Niet per se mijn favoriete geuren, met nadruk op die laatste.
Ik besef dat ik nog leef. Of eigenlijk: ik leef weer. 

"Dit is de bittere werkelijkheid," snauwt Marc. Ik zie hoe hij met zijn rug naar mij toe staat, net zoals zijn handlangers. Er zijn er meer bijgekomen, allemaal met een ontbloot hoofd. Zo van de achterkant gezien lijken het me normale mensen.
Marc heeft wel een punt, vind ik, maar was het nou echt nodig om mij daarvoor te vermoorden?

De grote man, Wolf, rechts naast Marc beweegt zich. Gaat hij zich omdraaien? Marc heeft me zijn gave verteld en die woorden komen haarscherp terug in mijn geheugen. Ik druk mijn wang stevig tegen het asfalt en hoop dat de dode lichamen mijn geur zullen maskeren****. 

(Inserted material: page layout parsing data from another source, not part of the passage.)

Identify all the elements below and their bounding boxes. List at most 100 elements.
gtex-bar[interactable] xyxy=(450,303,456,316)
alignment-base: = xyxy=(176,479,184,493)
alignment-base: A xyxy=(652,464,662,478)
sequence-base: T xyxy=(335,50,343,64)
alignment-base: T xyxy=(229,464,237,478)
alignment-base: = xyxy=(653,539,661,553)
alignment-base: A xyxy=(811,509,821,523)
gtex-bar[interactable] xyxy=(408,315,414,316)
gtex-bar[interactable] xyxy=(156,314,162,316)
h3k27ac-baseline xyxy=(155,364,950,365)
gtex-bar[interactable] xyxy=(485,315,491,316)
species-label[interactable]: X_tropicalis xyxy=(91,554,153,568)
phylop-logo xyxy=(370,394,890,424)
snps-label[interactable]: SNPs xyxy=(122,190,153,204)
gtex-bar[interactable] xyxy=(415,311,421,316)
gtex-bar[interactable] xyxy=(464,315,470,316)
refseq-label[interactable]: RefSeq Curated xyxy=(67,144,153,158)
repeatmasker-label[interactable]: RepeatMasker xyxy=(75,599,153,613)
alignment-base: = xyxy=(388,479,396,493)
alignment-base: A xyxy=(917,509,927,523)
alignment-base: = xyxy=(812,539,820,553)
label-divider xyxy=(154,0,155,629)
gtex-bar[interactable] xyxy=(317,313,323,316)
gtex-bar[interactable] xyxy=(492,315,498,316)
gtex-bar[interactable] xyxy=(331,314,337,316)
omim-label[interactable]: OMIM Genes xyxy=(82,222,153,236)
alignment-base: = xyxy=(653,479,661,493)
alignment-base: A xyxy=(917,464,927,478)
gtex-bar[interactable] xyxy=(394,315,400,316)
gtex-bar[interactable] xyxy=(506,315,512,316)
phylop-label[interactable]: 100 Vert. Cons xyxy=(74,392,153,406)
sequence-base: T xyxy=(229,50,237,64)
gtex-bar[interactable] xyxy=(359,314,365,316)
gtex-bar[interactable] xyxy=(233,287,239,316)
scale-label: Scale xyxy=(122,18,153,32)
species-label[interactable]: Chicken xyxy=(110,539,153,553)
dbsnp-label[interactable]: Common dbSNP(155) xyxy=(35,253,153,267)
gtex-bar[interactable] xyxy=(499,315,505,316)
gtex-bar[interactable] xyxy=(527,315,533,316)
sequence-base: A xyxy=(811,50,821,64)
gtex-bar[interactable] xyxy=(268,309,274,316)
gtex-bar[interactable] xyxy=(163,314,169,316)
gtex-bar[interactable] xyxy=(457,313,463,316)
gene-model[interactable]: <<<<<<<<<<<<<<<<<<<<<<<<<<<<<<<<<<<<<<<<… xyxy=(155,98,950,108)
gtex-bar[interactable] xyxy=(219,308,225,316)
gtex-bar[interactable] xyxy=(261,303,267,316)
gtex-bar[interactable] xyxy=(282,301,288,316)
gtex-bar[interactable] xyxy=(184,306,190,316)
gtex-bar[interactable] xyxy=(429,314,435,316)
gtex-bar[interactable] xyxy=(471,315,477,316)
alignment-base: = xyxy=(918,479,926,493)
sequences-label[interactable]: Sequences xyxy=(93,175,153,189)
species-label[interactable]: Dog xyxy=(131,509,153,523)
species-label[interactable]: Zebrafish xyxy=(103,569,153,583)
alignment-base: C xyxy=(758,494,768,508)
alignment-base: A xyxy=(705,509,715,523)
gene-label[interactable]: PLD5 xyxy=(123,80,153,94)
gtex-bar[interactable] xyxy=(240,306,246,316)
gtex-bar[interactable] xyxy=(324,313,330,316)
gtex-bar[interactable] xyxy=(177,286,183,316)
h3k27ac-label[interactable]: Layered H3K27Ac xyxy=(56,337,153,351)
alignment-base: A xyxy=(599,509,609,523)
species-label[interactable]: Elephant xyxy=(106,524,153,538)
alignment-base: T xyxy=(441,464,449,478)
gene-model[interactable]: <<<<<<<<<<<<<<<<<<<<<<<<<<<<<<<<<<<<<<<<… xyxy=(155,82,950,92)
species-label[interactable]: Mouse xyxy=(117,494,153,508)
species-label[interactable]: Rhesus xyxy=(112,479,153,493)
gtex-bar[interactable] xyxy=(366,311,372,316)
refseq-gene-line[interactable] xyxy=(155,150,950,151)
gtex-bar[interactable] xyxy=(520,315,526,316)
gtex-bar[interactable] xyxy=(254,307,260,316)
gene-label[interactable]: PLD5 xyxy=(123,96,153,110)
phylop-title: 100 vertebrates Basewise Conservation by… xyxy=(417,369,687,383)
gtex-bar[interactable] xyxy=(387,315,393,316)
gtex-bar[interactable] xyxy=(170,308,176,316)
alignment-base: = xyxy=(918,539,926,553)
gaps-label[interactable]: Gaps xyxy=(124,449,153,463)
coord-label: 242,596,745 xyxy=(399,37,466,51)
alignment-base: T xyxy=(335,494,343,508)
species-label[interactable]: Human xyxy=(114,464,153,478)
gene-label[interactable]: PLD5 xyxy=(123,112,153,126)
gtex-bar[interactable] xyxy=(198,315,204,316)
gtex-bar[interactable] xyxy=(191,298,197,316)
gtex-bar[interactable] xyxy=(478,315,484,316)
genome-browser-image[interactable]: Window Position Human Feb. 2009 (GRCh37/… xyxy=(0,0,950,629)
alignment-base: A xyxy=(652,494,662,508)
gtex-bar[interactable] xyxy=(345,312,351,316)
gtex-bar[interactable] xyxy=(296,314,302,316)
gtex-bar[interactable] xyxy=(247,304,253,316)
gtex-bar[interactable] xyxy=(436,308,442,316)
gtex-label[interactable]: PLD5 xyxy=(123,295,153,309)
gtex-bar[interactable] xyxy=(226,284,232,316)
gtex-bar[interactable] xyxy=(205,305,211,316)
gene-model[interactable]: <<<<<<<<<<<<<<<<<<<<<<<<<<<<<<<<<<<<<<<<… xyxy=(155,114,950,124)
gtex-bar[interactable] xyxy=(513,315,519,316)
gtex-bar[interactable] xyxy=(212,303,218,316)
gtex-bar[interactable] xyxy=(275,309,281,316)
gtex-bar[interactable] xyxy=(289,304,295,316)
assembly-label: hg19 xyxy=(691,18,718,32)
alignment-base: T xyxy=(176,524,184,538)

Wolf draait zich weer terug en ik krabbel geluidloos overeind. Omdat ik eigenlijk dood ben, heb ik de mogelijkheid om een verrassingsaanval te plegen. Mijn pulser ligt een paar meter van me af en die grijp ik zonder dat ik word opgemerkt. Dan weet ik naar Marc te snellen. Met mijn ene hand grijp ik hem in zijn nek en met mijn wapen in mijn andere hand bedreig ik zijn vrienden. Het voelt als een complete verrassing als Marc zijn aders zwart worden en hij zonder nog een kik te geven in elkaar zakt*****. 

Het ziet er naar uit dat ik mijn gave weer terug heb.

Van schrik laat ik mijn pulser vallen en wat dan volgt is pure chaos.  

▬▬▬

*Prompt 2. Je hebt zojuist iets gezien wat je misschien wel het leven kan kosten. Het enige wat je nu kunt doen is het proberen te ontvluchten. 

**Prompt 35. Ken je die hoofdpersoon die de dag moest redden? Nou, die is dood en nu is er niets dat de slechterik kan stoppen. Of wel?

***Prompt 96. "Was dit een spel voor jou?"

****Prompt 33. En toen drukte ik mijn wang tegen het asfalt en hoopte ik dat de dode lichamen mijn geur zouden maskeren. 

*****Prompt 100. Je moet onoverkomelijke barrières overwinnen om de crush van je leven te bereiken. En als je dat eindelijk voor elkaar hebt... heb je geen andere keuze dan hem een schop onder de kont te geven.